La forma di ragionamento che consiste nel dire: come gli uni, così gli altri, è molto comoda. Il solo fatto di praticarla sembra metterti dalla parte della ragione, o perlomeno della ragionevolezza – il che naturalmente non è detto che sia. Ad esempio (per riprendere un antico esempio): come ci sono gli uni per i quali deve essere assolutamente obbligatorio indossare e sfoggiare mutande a fiori rossi, così ci sono altri per i quali ognuno deve poter indossare a proprio piacere le mutande, non importa il colore dei fiori. Non direi che le due concezioni si pongono sullo stesso piano, fiorellini o non fiorellini.
Naturalmente, io stesso avrò praticata una tal forma di argomentazione chissà quante volte: è comoda, non c’è dubbio.

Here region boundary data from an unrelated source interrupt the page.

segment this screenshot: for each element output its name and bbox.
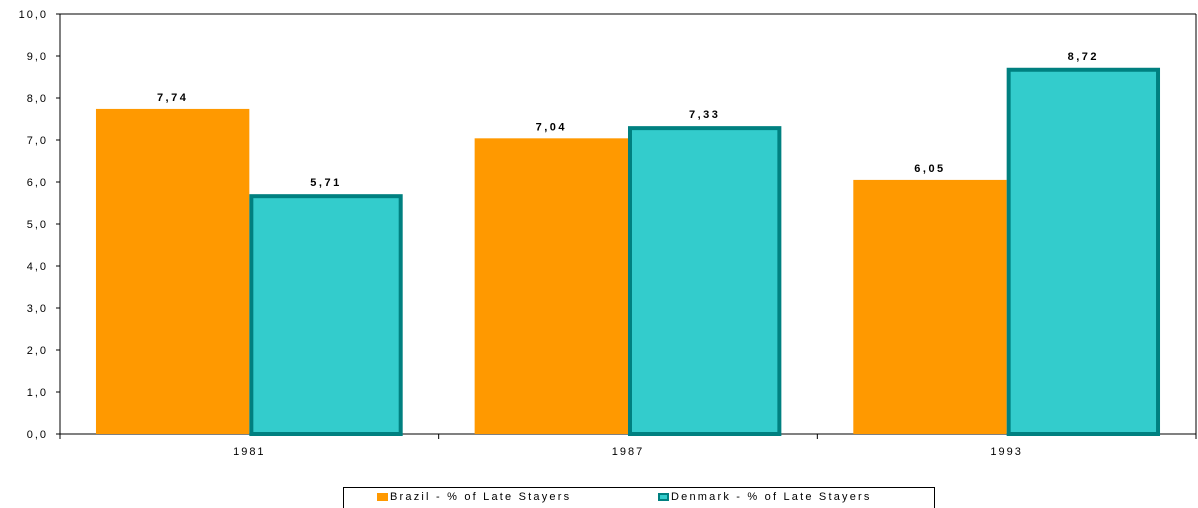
legend: Brazil - % of Late Stayers Denmark - % o… [343,487,935,508]
bar-brazil-1993 [853,179,1007,434]
y-tick-label: 4,0 [27,261,48,273]
x-tick-label: 1981 [233,446,265,458]
bar-brazil-1981 [95,108,250,435]
y-tick-label: 5,0 [27,219,48,231]
legend-swatch-denmark [658,493,669,501]
x-tick-label: 1993 [990,446,1022,458]
y-tick-label: 2,0 [27,345,48,357]
bar-brazil-1987 [474,138,628,434]
y-tick-label: 0,0 [27,429,48,441]
data-label-denmark-1993: 8,72 [1068,51,1099,63]
bar-denmark-1981 [249,194,403,436]
y-tick-label: 10,0 [19,9,48,21]
legend-label-denmark: Denmark - % of Late Stayers [671,491,872,503]
legend-item-denmark: Denmark - % of Late Stayers [658,491,872,503]
y-tick-label: 1,0 [27,387,48,399]
bar-denmark-1987 [628,126,782,436]
y-tick-label: 3,0 [27,303,48,315]
bar-chart: 0,0 1,0 2,0 3,0 4,0 5,0 6,0 7,0 8,0 9,0 10,0 1981 7,… [19,9,1197,458]
bar-denmark-1993 [1006,67,1161,436]
data-label-brazil-1987: 7,04 [536,121,567,133]
legend-swatch-brazil [377,493,388,501]
data-label-brazil-1993: 6,05 [914,163,945,175]
legend-label-brazil: Brazil - % of Late Stayers [390,491,572,503]
data-label-denmark-1987: 7,33 [689,109,720,121]
y-tick-label: 7,0 [27,135,48,147]
legend-item-brazil: Brazil - % of Late Stayers [377,491,571,503]
data-label-brazil-1981: 7,74 [157,92,188,104]
y-tick-label: 8,0 [27,93,48,105]
data-label-denmark-1981: 5,71 [310,177,341,189]
y-tick-label: 6,0 [27,177,48,189]
y-tick-label: 9,0 [27,51,48,63]
x-tick-label: 1987 [612,446,644,458]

Ma a condizione che si verifichi ogni volta se sia adatta al caso; o almeno che si rispettino standard minimi di correttezza argomentativa. Vediamo allora se gli standard siano rispettati dall’editorialista del Corriere, Angelo Panebianco. E dunque:
I fautori della «sacralità della vita», i neo guelfi, sbagliano di grosso a volere imporre per legge a tutti i loro valori (la sacralità della vita è un concetto privo di senso per chi non crede in Dio). Facendo ciò essi attentano a quel pluralismo degli orientamenti di cui solo può vivere una società liberale. Ma sbagliano anche i fautori della «libertà di scelta». Costoro la fanno troppo semplice, banalizzano in maniera inaccettabile il problema. Non è vero che essi si limitano a rivendicare un «diritto» che i credenti sono liberi di non praticare. Perché pretendendo una legge che riconosca quel diritto essi, per ciò stesso, intendono fare prevalere la loro concezione della vita e della morte, imporre il principio secondo cui la decisione sulla morte di un uomo è nell’esclusiva e libera disponibilità di quell’uomo. Un principio che non può non ripugnare ai fautori della diversa e opposta concezione.
Ora, non la voglio far lunga: non entro nemmeno nel merito; ma questo è un caso da manuale. Da manuale di logica, intendo. I fautori della sacralità della vita sbagliano, infatti: ma non perché lo dicano i neo ghibellini del partito opposto: sbagliano perché attentano ai principi di una società liberale. I fautori della libertà di scelta, invece, sbagliano perché quel che sostengono ripugna ai neo guelfi: non perché quel che sostengono attenta ai principi di una società liberale. (Si capisce che se fosse valido metterla in questi termini, sarebbe sufficiente che a me e a un gruppo di amici miei ripugni che Panebianco scriva queste cose, per mettere sullo stesso piano la nostra ripugnanza e il suo diritto).
Ora, io sono disponibile a discutere all’infinito di questi temi, a mettere in discussione ogni genere di certezze, ma anche a tenere per valida qualche regola di buona logica.
P.S. Ciò detto, a me va di ragionare sui confini della politica. Ma per bene.